The right clothing can quite literally be the difference between living and dying if you’re caught outside in bad weather.
Of course, keeping all of your fingers and toes and avoiding freezing to death are benefits of choosing the right clothes for cold weather, too!
In general, the rule of thumb for living in a cold environment is to get insulation between you and the environment.
Best Fabric for Clothing
Synthetic fabrics such as polypropylene work the best. Polypropylene wicks moisture away and insulates even when wet. Wool and silk are the best natural fibers for cold weather. Wool insulates better (even when wet) and is naturally odor resistant. It wicks moisture, but not quite as well as synthetics. Wool is also durable.
If it’s not too cold and you are less active, silk is a good option. It retains odors, and is moderately wicking. A thin layer of silk can fit under almost any garment. Silk is less durable than wool.
Cotton is a poor choice, because it absorbs water and holds the water next to your skin.
Dress in Layers
The first and most important step to keeping warm is to dress in layers. This helps in several ways.
First, it allows you to shed some clothing if you get too warm. There’s nothing more miserable that sweating so much that your clothing gets wet, then being exposed to cold. Staying dry is extremely important if you’re planning on surviving long enough to warm your toes by a fire somewhere.
Layers also serve different functions. Your first layer should be your long underwear. It should fit snugly against your skin and be made of a nonabsorbent material. This layer works by wicking away water and keeping your skin dry.
A middle layer should be warm and insulating, and the outermost layer should block the wind. It’s also good to make this layer waterproof.
Now, most people make the mistake of only thinking about a coat; if you’re going to survive, you need to cover as much as your body as you can, while still maintaining mobility. You lose most of your body heat through your head, hands, and feet, so make sure that you keep those well-insulated.
The next layers are important because they serve to absorb the moisture out of your long underwear and transport it to the environment through evaporation.
Once again, synthetics are best here, but wool is a good substitute. Shirts, sweaters, and trousers are what you will likely be wearing when you are active. Pay close attention to the fit, as the mid layers work by trapping air and preventing it from circulating and carrying away your body heat.
Your coat may serve as both the middle and outer layers if it’s stuffed with insulating material and has a wind-proof outer shell. The stuffing is the middle layer, and the shell is the outer layer.
Coats that are made to keep you warm as you go from your car to the office often offer more aesthetic incentives than functional ones. They keep you warm, but they’re not built to keep your heat in long-term or to really block wind or keep you dry.
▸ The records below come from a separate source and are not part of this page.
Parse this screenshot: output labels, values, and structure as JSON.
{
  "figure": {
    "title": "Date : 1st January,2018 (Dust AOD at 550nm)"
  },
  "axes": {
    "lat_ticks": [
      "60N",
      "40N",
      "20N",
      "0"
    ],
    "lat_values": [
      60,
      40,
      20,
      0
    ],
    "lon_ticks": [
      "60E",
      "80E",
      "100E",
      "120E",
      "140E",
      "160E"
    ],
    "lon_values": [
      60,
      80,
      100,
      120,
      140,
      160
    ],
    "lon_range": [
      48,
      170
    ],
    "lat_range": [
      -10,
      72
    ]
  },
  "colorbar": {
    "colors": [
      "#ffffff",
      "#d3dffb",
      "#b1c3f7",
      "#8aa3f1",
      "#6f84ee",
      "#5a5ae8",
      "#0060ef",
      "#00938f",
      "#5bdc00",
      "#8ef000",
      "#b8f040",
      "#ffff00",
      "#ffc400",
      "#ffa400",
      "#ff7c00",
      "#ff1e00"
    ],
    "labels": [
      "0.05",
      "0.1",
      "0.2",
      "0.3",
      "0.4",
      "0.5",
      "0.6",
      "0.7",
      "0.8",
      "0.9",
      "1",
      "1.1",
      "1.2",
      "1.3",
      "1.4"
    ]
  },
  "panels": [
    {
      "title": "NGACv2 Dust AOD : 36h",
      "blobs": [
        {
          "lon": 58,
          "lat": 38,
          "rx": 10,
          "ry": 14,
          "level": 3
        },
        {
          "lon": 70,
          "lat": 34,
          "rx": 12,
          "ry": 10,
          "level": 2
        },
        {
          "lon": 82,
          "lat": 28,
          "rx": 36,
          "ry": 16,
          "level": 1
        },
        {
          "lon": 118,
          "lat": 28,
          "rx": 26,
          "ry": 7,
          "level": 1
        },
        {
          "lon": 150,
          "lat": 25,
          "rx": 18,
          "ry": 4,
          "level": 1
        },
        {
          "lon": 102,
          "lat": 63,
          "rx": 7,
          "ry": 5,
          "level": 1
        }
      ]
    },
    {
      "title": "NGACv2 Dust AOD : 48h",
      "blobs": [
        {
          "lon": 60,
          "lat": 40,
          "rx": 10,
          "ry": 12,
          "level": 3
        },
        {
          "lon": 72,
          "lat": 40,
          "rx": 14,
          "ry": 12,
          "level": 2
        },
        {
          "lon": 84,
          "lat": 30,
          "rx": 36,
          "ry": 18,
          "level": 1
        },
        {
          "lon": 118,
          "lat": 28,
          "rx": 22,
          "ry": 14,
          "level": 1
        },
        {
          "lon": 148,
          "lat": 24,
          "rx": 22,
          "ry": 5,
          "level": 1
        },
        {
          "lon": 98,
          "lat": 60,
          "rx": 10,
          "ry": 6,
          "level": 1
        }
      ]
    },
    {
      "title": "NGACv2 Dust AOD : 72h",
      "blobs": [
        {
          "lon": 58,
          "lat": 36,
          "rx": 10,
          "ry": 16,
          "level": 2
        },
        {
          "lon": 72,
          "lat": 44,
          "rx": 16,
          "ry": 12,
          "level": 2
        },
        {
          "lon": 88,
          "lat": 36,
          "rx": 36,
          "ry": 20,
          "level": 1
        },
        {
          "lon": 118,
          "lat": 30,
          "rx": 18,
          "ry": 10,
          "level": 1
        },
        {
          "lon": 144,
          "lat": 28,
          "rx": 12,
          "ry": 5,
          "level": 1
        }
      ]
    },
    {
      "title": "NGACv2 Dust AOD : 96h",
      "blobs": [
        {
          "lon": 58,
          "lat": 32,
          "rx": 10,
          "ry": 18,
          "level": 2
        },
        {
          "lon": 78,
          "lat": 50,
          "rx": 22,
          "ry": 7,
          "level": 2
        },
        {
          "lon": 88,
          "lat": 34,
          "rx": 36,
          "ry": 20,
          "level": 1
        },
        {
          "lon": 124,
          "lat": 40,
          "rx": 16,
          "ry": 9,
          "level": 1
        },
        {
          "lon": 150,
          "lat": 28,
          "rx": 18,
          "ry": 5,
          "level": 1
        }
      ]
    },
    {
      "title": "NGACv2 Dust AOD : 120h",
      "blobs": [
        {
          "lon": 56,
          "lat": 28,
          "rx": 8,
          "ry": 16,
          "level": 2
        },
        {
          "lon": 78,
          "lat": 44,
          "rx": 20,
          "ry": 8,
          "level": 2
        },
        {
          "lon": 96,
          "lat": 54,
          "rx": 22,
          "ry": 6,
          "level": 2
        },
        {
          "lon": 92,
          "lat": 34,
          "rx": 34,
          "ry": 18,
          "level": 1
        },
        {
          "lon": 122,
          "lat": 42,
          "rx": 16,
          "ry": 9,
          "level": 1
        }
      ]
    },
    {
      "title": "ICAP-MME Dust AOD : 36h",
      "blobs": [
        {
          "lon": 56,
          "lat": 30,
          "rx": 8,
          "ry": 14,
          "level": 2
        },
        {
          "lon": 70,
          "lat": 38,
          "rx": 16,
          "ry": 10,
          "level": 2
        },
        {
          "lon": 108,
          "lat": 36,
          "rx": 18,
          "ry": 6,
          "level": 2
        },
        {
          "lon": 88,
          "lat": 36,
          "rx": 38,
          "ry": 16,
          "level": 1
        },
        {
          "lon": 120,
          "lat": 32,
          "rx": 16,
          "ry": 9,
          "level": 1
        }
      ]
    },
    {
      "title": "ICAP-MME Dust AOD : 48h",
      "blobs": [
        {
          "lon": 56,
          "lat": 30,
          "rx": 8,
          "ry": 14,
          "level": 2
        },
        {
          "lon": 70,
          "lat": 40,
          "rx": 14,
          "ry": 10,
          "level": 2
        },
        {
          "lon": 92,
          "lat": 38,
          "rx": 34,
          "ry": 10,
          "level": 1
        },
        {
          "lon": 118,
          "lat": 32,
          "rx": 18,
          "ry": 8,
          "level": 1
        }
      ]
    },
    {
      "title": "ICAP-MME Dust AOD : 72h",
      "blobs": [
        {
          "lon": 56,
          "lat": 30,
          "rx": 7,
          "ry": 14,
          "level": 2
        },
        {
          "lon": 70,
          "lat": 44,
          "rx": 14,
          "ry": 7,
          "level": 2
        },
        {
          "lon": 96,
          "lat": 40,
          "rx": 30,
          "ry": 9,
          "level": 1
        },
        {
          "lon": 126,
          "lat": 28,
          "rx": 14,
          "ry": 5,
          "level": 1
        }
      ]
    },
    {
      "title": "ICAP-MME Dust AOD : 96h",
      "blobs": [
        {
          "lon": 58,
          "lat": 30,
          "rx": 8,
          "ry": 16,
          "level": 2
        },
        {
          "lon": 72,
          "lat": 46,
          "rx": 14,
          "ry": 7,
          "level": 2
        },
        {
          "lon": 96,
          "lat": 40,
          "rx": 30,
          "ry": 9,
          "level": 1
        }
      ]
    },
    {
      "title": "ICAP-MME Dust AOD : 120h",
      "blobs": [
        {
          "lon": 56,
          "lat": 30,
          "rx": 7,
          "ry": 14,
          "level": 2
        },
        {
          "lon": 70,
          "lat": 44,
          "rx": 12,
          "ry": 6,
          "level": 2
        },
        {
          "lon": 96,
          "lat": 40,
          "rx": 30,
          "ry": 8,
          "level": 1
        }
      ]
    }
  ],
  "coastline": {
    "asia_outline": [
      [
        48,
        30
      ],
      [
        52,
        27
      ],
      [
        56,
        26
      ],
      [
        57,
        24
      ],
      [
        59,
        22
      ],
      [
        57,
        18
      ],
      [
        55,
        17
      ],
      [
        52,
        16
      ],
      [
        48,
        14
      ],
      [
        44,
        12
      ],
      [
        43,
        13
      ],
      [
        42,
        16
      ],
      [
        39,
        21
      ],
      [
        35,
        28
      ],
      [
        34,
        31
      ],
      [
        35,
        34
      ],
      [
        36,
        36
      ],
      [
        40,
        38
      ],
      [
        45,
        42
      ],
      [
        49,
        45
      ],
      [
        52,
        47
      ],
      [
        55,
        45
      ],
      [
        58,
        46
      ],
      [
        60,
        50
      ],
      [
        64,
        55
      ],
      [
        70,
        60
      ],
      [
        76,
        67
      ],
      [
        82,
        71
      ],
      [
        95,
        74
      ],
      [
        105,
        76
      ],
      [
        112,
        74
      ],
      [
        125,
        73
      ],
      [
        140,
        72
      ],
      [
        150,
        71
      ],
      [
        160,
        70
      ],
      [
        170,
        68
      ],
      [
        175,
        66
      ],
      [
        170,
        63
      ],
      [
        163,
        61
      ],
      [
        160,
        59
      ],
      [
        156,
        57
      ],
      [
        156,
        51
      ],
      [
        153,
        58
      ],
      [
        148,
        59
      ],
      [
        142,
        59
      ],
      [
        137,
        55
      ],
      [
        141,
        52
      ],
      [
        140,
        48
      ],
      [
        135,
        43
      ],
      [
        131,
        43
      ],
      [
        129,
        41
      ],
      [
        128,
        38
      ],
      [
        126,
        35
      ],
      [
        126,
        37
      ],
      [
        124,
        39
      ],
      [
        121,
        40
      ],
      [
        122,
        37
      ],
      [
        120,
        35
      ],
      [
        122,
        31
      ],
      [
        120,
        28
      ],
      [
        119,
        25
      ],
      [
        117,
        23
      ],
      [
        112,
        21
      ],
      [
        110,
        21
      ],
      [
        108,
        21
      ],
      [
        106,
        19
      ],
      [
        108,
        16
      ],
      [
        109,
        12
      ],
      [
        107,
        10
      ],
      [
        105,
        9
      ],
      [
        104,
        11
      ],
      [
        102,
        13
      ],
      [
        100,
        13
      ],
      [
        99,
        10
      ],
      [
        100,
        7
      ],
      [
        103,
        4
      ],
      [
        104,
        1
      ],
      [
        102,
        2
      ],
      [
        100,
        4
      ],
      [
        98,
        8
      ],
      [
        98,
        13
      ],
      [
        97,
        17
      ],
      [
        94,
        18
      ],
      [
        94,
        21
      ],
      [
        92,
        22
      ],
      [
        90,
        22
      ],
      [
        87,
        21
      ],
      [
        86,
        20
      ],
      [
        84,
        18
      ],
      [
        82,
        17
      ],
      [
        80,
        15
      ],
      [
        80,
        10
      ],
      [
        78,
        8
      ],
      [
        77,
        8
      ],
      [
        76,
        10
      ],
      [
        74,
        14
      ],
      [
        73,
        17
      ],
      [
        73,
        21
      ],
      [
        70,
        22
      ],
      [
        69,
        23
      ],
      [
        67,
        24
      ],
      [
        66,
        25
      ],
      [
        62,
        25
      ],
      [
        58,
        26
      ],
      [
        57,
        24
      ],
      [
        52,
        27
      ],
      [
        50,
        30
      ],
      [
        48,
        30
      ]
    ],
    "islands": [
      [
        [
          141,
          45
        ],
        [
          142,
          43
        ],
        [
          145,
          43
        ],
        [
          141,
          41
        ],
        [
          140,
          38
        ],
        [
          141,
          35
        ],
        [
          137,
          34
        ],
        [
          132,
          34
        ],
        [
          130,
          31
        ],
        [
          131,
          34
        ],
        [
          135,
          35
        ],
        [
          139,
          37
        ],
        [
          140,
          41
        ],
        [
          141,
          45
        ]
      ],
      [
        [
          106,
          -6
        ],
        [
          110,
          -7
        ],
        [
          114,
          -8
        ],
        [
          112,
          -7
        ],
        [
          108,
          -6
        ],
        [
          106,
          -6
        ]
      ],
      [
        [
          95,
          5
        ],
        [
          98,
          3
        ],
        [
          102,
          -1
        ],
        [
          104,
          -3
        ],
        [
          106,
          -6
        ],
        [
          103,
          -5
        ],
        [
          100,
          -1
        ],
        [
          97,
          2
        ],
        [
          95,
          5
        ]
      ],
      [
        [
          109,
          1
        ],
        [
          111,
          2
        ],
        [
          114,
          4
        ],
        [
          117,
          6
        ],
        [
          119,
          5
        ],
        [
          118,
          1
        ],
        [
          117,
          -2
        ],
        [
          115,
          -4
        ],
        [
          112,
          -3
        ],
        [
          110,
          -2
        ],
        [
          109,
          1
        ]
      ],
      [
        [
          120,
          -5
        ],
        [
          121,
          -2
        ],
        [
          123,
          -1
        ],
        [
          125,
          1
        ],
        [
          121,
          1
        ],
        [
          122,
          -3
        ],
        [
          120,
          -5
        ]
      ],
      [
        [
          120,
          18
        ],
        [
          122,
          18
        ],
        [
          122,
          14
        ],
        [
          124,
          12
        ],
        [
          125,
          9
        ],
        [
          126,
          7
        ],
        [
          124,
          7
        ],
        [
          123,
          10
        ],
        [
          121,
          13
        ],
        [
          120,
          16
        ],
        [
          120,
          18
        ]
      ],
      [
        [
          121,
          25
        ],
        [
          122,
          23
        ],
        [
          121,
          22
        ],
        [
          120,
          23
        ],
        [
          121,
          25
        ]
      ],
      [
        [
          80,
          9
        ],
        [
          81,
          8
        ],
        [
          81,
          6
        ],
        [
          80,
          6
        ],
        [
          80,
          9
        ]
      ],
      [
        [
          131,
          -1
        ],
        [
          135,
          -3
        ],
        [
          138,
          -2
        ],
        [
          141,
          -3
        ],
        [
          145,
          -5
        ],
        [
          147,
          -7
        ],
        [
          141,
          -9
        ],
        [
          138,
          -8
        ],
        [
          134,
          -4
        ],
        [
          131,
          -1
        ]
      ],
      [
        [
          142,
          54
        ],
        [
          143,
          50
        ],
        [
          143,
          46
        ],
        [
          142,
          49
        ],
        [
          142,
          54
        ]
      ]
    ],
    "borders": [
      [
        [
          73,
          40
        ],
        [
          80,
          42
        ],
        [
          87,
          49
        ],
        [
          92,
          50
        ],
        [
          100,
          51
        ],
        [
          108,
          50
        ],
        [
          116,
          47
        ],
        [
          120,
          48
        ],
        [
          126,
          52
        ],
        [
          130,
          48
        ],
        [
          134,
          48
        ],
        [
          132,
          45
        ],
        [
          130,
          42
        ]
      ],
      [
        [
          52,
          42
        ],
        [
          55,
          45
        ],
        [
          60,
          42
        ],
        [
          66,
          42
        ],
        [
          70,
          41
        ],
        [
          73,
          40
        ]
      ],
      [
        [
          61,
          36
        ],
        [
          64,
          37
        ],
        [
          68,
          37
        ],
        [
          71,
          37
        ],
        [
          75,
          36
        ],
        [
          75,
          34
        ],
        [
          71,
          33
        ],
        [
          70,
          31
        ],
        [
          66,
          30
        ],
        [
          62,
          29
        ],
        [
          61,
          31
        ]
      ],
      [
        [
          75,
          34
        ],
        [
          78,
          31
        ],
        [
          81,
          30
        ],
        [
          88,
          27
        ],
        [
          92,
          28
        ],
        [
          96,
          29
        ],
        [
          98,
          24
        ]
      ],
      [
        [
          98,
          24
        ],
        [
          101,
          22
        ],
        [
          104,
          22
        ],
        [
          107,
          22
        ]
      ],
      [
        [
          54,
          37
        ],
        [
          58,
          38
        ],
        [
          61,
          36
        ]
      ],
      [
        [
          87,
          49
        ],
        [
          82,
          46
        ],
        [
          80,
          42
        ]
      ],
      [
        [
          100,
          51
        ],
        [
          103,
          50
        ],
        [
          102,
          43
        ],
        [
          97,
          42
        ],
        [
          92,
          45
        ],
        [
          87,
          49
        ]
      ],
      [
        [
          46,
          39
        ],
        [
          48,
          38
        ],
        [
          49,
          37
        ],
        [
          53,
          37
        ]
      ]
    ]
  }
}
When you’re choosing a coat for serious warming power in the real outdoors, go for a coat that has baffling those little layers of pockets full of fluff that are sewn together, sort of like a quilt.
Mittens are the best option because they keep all of your fingers together in one warm little pocket, whereas with gloves, your fingers are isolated. It’s important that your gloves have great insulation if you choose to use them instead of mittens. Gloves do offer much more mobility than mittens.
What type of fabric you choose depends on your activity. If you’re going to be sweating, you want something breathable that wicks moisture away while keeping your hands warm. If you’re not going to be active, you may want to go for something with more insulation.
Keeping your feet warm can be the biggest challenge in winter, especially on those really cold days.
Liner socks are lightweight and small, but perfect for wicking away moisture. It’s important to keep feet dry to keep them warm. The mid-layer socks are thick warm wool socks that insulate our feet. Usually, this is enough and we don’t have to add any more, but when the temperatures get really cold, another outer layer is great. As you can see we like layering everything. If you are going to be in some extreme cold weather, the third pair of heavier wool socks will keep your feet toasty warm.
If you want, you can always buy a coat with a hood. There are some limitations when you’re wearing a hood versus a hat, though, so if you opt to go with a hat, follow the same rule as you do with socks. Wool is good because it’s both insulating and wicking.
Oh, and don’t forget to cover your face. Your nose is one of the quickest appendages to freeze, so cover it up! A good wool balaclava will keep your head, face, and neck warm and toasty.